One of the plaintiffs, Mercurio, owns Wheel Techniques, an auto body repair shop. He alleged that Yelp posted “false reviews,” or reviews not composed by actual customers, “as a threat to induce Wheel Techniques to advertise.”

Allen Yazdi, CEO of SaveOn Glass, a San Francisco-based glass company, says he concurs with the plaintiffs and has had unpleasant experiences with Yelp himself.

“Though there’s no proof to [the allegations], we feel that Yelp is doing that,” he says. “When I’ve paid Yelp for advertising, more positive reviews were there and negative reviews were taken out.”

Yazdi explains that the opposite happened when he stopped advertising with Yelp, though it has not affected sales as much he expected.

“I went a year or two with Yelp, but there weren’t many changes in my business. That’s why I stopped. I just wish they were more honest about this type of thing and used some other type of advertising,” he says. “My feeling [is that they are] unethical.”

While Yazdi has experienced such difficulties with his business, Tara Novotny, accounting manager for Windows on Washington (Chantilly, Va.), says that though she’s heard reports of Yelp committing such acts, her company has never experienced them.

“I’ve gone to conferences where other contractors have shared these experiences [with Yelp], but we haven’t experienced that ourselves,” she says. “They’ve been fair with us.”

Though Windows on Washington technically does not advertise with Yelp, they pay a monthly fee that prevents competing companies from advertising on their Yelp page.

The court ruling goes on to explain that even if Yelp manipulated reviews, it would not have been “wrongful use.”

“We conclude, first, that Yelp’s manipulation of user reviews, assuming it occurred, was not wrongful use of economic fear, and, second, that the business owners pled insufficient facts to make out a plausible claim that Yelp authored negative reviews of their businesses. Accordingly, we agree with the district court that these allegations do not support a claim for extortion,” writes the judge.

“[C]han had no pre-existing right to have positive reviews appear on Yelp’s website. She alleges no contractual right pursuant to which Yelp must publish positive reviews, nor does any law require Yelp to publish them. By withholding the benefit of these positive reviews, Yelp is withholding a benefit that Yelp makes possible and maintains. It has no obligation to do so, however. Chan does not, and could not successfully, maintain that removal of positive user-generated reviews, by itself, violates anything other than Yelp’s own purported practice,” she later adds.

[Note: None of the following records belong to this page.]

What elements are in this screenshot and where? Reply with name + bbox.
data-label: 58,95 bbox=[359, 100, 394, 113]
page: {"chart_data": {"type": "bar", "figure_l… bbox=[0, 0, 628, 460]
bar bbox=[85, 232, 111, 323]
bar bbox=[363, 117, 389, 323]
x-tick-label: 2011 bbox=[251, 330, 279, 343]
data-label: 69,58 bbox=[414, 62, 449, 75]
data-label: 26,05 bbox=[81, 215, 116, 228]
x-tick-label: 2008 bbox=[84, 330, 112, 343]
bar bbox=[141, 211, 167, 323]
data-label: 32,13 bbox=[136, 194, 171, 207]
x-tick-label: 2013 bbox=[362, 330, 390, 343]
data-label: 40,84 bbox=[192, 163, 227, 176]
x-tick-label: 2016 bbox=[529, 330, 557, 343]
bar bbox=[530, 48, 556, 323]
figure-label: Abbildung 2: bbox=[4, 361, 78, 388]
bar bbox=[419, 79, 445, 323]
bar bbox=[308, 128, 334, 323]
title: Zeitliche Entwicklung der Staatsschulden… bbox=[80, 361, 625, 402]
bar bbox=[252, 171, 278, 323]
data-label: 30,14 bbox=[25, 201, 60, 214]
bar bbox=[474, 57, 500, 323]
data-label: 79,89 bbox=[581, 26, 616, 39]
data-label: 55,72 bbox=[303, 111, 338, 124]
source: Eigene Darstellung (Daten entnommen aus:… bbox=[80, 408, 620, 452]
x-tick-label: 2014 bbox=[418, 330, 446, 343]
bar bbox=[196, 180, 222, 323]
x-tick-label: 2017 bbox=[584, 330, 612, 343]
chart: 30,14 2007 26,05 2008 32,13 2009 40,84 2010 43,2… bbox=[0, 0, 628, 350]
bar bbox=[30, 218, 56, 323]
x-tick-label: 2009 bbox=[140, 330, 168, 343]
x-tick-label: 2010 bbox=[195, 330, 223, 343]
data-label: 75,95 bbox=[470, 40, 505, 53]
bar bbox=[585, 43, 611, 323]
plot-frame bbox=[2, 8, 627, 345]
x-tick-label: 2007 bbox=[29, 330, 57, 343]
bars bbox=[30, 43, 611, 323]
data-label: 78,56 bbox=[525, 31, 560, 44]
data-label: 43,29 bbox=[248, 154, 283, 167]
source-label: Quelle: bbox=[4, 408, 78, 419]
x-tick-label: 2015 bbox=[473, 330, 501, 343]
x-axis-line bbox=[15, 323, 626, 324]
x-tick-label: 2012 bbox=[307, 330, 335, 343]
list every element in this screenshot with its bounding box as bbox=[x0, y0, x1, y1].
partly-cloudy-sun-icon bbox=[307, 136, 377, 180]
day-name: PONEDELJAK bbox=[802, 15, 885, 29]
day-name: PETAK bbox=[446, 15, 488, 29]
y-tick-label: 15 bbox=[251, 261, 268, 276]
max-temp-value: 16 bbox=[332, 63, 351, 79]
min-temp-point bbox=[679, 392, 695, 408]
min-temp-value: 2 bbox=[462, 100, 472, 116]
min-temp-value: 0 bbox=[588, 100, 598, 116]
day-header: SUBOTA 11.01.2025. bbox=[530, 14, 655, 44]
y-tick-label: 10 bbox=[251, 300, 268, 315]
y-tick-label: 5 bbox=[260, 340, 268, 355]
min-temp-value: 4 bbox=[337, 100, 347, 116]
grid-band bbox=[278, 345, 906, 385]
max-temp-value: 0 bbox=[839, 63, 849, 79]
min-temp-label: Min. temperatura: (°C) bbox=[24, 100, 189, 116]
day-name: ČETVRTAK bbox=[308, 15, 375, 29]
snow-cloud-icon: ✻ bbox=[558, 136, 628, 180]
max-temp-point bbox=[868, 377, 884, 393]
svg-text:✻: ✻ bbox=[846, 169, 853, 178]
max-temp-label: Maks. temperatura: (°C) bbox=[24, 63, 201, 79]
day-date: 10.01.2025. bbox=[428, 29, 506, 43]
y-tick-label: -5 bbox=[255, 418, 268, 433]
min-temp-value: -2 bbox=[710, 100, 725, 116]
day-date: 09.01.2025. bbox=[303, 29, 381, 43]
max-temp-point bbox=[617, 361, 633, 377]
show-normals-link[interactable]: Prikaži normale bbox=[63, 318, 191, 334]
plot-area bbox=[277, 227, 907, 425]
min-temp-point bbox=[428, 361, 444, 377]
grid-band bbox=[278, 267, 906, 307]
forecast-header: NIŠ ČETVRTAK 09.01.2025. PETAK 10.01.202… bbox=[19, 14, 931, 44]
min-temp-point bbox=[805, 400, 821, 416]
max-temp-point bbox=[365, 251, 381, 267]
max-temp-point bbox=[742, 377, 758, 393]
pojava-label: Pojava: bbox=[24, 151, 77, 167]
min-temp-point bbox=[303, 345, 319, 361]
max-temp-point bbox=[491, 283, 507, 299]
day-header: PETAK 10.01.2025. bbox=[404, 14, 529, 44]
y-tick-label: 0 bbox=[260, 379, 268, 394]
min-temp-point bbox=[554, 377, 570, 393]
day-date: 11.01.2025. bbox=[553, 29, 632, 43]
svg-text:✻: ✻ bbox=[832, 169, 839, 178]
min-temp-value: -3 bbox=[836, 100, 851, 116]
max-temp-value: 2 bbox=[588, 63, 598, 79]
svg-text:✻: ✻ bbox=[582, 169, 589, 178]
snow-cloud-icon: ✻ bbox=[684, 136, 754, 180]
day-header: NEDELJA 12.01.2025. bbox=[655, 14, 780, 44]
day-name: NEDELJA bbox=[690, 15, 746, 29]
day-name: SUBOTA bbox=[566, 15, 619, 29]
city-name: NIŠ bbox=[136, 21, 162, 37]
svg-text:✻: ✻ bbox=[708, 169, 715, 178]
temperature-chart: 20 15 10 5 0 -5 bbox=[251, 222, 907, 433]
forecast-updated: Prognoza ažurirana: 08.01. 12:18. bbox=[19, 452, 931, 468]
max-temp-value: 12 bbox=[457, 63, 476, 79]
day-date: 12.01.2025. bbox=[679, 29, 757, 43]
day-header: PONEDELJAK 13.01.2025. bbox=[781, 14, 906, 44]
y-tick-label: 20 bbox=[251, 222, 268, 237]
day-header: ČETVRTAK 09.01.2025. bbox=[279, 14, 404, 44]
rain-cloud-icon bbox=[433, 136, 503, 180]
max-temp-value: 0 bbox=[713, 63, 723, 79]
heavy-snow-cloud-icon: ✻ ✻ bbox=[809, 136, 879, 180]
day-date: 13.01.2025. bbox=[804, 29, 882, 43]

However, Judge Berzon and the panel leave the door open for a follow up lawsuit.

“This conclusion is not entirely the end of the matter, as Chan alleges that the ratings manipulation negatively affected her ‘business’s reputation,’” according to the judge. “But Chan does not connect her claim of reputational harm to a specific allegation of wrongful conduct. We note, too, that unlike the other business owners, Chan at one time had a contractual [advertising] relationship with Yelp. It may be that by manipulating Chan’s ratings to induce her to increase her advertising dollars, Yelp ‘breached [its] duties under the contract. But those claims should be pursued through state-law theories of contract not [extortion].’

“[L]evitt and Mercurio similarly allege that Yelp attempted to extort them by removing positive user reviews. As with Chan, such allegations are insufficient to show that Yelp threatened them wrongfully,” the judge continues.

“The judgment of the district court is, accordingly, affirmed,” she concludes.